The slide in oil prices over the past few days is good news for companies and consumers.
And earnings from some other companies outside of finance and the friendly skies are holding up well. Dow component United Technologies reported a 11% jump in profits this morning, better than expected. And Coca-Cola's earnings, after backing out a one-time charge, also reported higher-than-anticipated profits.
But there are still some who doubt that the mini-rally of the past two days is for real.
"Investors should distinguish between volatility (which will be present for a while) and downside risk (much lower than last summer)," wrote analysts for National Bank Financial in Montreal in a note to clients Thursday morning. "Though we are no longer grizzlies, we are not yet ready to become cheerleaders for U.S. equities. Some of the ingredients of a sustainable rally are still missing."
Others pointed out that a rule change from the Securities and Exchange Commission cracking down on "naked" short selling - i.e. selling shares short without actually borrowing them first - is the real reason stocks are heading higher, not necessarily a new sense of optimism.
"The SEC changing the naked short rules is a prime reason for this rally," said Phil Dow, director of equity strategy for RBC Wealth Management.
He said that stocks may have more room to run higher in the next few days since the SEC's rule change may make it harder for hedge funds to short sell stocks. In addition, some traders that are already short may be forced to buy back stocks to cover their positions.
But that's not necessarily a sign that investors are now suddenly more optimistic.
And even the earnings for United Technologies and Coca-Cola, when looked at more closely, display some things to be concerned about.
United Technologies (UTX, Fortune 500) said that although revenue rose 13% in the second quarter, 5% was simply due to currency exchange rates - i.e. the weaker dollar. And at Coke (KO, Fortune 500), the strong results were largely due to a healthy increase in volume outside the United States. In North America, volume was flat.
In other words, both companies are depending on overseas growth to help counteract the weakness in the domestic economy.
But it's starting to look like other economies around the globe, including Europe and even emerging markets like China, are starting to slow due to high commodity prices.
That would not be good news for U.S. companies, particularly large multinationals that have become increasingly dependent on Asia and Europe for sales.
So as much as I'd love to declare that the bear is going into hibernation, I can't help but think that the market may continue to be rocky over the short-term.
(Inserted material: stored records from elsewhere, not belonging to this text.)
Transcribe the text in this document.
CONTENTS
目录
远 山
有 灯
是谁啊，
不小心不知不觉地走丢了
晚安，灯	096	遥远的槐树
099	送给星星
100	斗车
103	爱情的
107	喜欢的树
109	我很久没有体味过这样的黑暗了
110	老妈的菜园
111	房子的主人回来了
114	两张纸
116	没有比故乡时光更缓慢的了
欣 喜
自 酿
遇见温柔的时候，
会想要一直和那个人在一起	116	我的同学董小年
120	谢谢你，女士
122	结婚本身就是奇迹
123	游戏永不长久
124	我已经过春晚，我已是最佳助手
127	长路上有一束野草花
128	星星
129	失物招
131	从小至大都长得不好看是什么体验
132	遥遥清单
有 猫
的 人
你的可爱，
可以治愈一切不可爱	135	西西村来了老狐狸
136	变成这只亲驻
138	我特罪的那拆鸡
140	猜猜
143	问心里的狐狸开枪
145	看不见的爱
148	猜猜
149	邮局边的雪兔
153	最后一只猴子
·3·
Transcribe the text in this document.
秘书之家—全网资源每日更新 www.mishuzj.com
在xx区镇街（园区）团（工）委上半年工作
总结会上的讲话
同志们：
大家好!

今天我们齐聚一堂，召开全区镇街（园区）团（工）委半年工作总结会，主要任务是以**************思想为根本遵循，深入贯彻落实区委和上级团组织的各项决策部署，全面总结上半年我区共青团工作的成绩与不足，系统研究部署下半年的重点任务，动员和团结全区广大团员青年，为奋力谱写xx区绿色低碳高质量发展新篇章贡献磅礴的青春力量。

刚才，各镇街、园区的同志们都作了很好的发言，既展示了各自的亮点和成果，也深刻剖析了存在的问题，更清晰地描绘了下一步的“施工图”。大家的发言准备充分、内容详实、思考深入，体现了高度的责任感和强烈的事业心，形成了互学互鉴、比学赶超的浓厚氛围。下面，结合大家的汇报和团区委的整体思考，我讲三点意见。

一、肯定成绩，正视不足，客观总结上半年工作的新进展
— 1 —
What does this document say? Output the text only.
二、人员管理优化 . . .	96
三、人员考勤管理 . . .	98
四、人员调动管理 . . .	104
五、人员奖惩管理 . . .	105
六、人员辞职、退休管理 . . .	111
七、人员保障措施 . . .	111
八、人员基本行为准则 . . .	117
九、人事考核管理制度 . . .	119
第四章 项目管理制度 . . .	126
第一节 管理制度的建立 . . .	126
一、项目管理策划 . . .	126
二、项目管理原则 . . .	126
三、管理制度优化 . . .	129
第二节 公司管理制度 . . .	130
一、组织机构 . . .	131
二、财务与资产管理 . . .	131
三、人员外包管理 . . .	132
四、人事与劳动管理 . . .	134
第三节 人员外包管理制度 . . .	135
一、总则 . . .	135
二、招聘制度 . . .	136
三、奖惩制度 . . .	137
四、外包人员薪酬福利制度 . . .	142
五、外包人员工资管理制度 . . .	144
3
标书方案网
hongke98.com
Heck, the rally on Thursday was having trouble really kicking into gear.
Stocks pulled back from their initial highs in the late morning as oil prices moved higher again but then rose sharply once oil retreated. Still, Coke, despite its better-than-expected results, fell 4%.
It's going to take more good news to convince the many bears still out there that the market really has bottomed.
"The patient may live," Dow quipped. "But you are going to need to have better indications that the worst is over in the credit crisis, better visibility on earnings and more moderation in the price of oil."